Photo : Michel Caron

L’étude de la professeure Dufour est l’une des premières à exposer cette problématique d’actualité encore trop ignorée. Elle encourage l’amélioration de la prise en charge des consommateurs de cocaïne en matière de jeu pathologique.

Les jeux de hasard et d’argent chez les consommateurs de cocaïne

Selon cette étude publiée dans la revue Journal of Gambling Studies, plus de la moitié (56,6 %) des consommateurs de cocaïne ont participé à des activités de jeux de hasard et d’argent lors de la dernière année. Les jeux les plus populaires sont, dans l’ordre, les billets de loterie, suivis des prix instantanés (ou cartes à gratter appelées aussi «gratteux»), puis des appareils de loterie vidéo dans les bars. Ces données corroborent les études réalisées précédemment. Ces jeux de hasard et d’argent étant facilement accessibles et à bas prix, ils deviennent des cibles de choix pour une clientèle vulnérable.

Même si, pour la plupart, le jeu reste sans danger, c’est presque un consommateur de cocaïne/joueur sur cinq qui vit des conséquences négatives relatives aux jeux de hasard et d’argent. Il peut s’agir par exemple de difficultés financières pour le joueur ou sa famille ou encore de problèmes de santé comme le stress ou l’anxiété. Il y a donc lieu de se préoccuper des problèmes de jeux chez les consommateurs de cocaïne.

Des facteurs de risque?

Une découverte intéressante concerne les facteurs de risque liés au jeu chez les consommateurs de cocaïne. L’équipe de chercheurs a démontré une envie irrépressible de s’adonner à des jeux de hasard et d’argent en réaction à un événement douloureux, à une perception erronée de ses chances à regagner l’argent perdu de même qu’à la perte d’un gros montant d’argent. On retrouve ces facteurs de risque chez les consommateurs de cocaïne qui vivent déjà des conséquences négatives relatives aux jeux de hasard et d’argent.

Dépister et traiter les problèmes de jeux de hasard et d’argent

Cette étude met de l’avant les difficultés d’accès aux programmes de réduction des risques liés au jeu pathologique de la population consommatrice de cocaïne. «Un consommateur sur cinq subit des conséquences dans sa vie dues aux jeux de hasard et d’argent, explique la professeure Magali Dufour, l’auteure principale de cette étude et experte en jeu pathologique. Il est donc crucial que les programmes d’aide pour consommateurs de cocaïne abordent la problématique des jeux de hasard et d’argent.»

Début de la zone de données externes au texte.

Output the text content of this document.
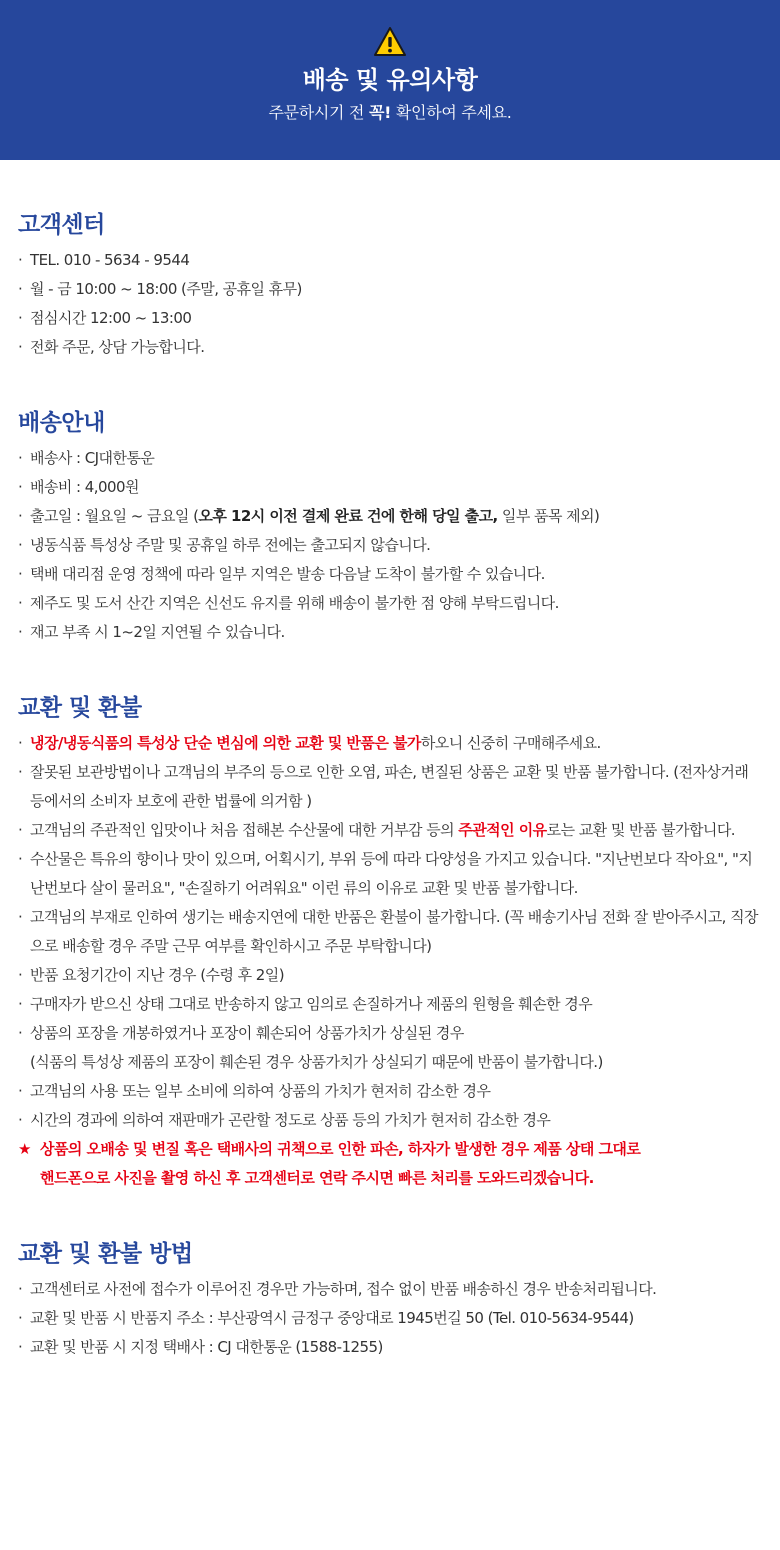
배송 및 유의사항
주문하시기 전 꼭! 확인하여 주세요.
고객센터
· TEL. 010 - 5634 - 9544
· 월 - 금 10:00 ~ 18:00 (주말, 공휴일 휴무)
· 점심시간 12:00 ~ 13:00
· 전화 주문, 상담 가능합니다.
배송안내
· 배송사 : CJ대한통운
· 배송비 : 4,000원
· 출고일 : 월요일 ~ 금요일 (오후 12시 이전 결제 완료 건에 한해 당일 출고, 일부 품목 제외)
· 냉동식품 특성상 주말 및 공휴일 하루 전에는 출고되지 않습니다.
· 택배 대리점 운영 정책에 따라 일부 지역은 발송 다음날 도착이 불가할 수 있습니다.
· 제주도 및 도서 산간 지역은 신선도 유지를 위해 배송이 불가한 점 양해 부탁드립니다.
· 재고 부족 시 1~2일 지연될 수 있습니다.
교환 및 환불
· 냉장/냉동식품의 특성상 단순 변심에 의한 교환 및 반품은 불가하오니 신중히 구매해주세요.
· 잘못된 보관방법이나 고객님의 부주의 등으로 인한 오염, 파손, 변질된 상품은 교환 및 반품 불가합니다. (전자상거래 등에서의 소비자 보호에 관한 법률에 의거함 )
· 고객님의 주관적인 입맛이나 처음 접해본 수산물에 대한 거부감 등의 주관적인 이유로는 교환 및 반품 불가합니다.
· 수산물은 특유의 향이나 맛이 있으며, 어획시기, 부위 등에 따라 다양성을 가지고 있습니다. "지난번보다 작아요", "지난번보다 살이 물러요", "손질하기 어려워요" 이런 류의 이유로 교환 및 반품 불가합니다.
· 고객님의 부재로 인하여 생기는 배송지연에 대한 반품은 환불이 불가합니다. (꼭 배송기사님 전화 잘 받아주시고, 직장으로 배송할 경우 주말 근무 여부를 확인하시고 주문 부탁합니다)
· 반품 요청기간이 지난 경우 (수령 후 2일)
· 구매자가 받으신 상태 그대로 반송하지 않고 임의로 손질하거나 제품의 원형을 훼손한 경우
· 상품의 포장을 개봉하였거나 포장이 훼손되어 상품가치가 상실된 경우
(식품의 특성상 제품의 포장이 훼손된 경우 상품가치가 상실되기 때문에 반품이 불가합니다.)
· 고객님의 사용 또는 일부 소비에 의하여 상품의 가치가 현저히 감소한 경우
· 시간의 경과에 의하여 재판매가 곤란할 정도로 상품 등의 가치가 현저히 감소한 경우
★ 상품의 오배송 및 변질 혹은 택배사의 귀책으로 인한 파손, 하자가 발생한 경우 제품 상태 그대로
핸드폰으로 사진을 촬영 하신 후 고객센터로 연락 주시면 빠른 처리를 도와드리겠습니다.
교환 및 환불 방법
· 고객센터로 사전에 접수가 이루어진 경우만 가능하며, 접수 없이 반품 배송하신 경우 반송처리됩니다.
· 교환 및 반품 시 반품지 주소 : 부산광역시 금정구 중앙대로 1945번길 50 (Tel. 010-5634-9544)
· 교환 및 반품 시 지정 택배사 : CJ 대한통운 (1588-1255)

L’équipe de chercheurs insiste surtout sur l’importance de dépister et de traiter les problèmes de jeux de hasard et d’argent chez cette population vulnérable consommatrice de cocaïne par injection et/ou de crack. D’ailleurs, les auteurs rappellent que d’autres spécialistes du domaine avaient déjà tiré la sonnette d’alarme en 2013. «Les recherches menées par Holdsworth et Tiyce ont déjà souligné la nature secrète des problèmes de jeu, provenant peut-être du sentiment de honte et de la stigmatisation associée à cette pratique, ce qui souligne l’importance de déployer des efforts de manière proactive pour les détecter.»

Spécialisée en toxicomanie à la Faculté de médecine et des sciences de la santé, la professeure Magali Dufour s'intéresse à la cyberdépendance, aux jeux de hasard et d'argent, au phénomène du poker et des jeux en ligne. Elle fait partie du groupe de recherche qui a mené à la première étude sur la cyberdépendance au Québec publiée dans l'ouvrage La cyberdépendance - État des connaissances, manifestations et pistes d'intervention. Elle est chercheuse principale à l’Institut universitaire sur les dépendances, au Centre de recherche de l’Hôpital Charles-Le Moyne ainsi que dans l’équipe HERMES.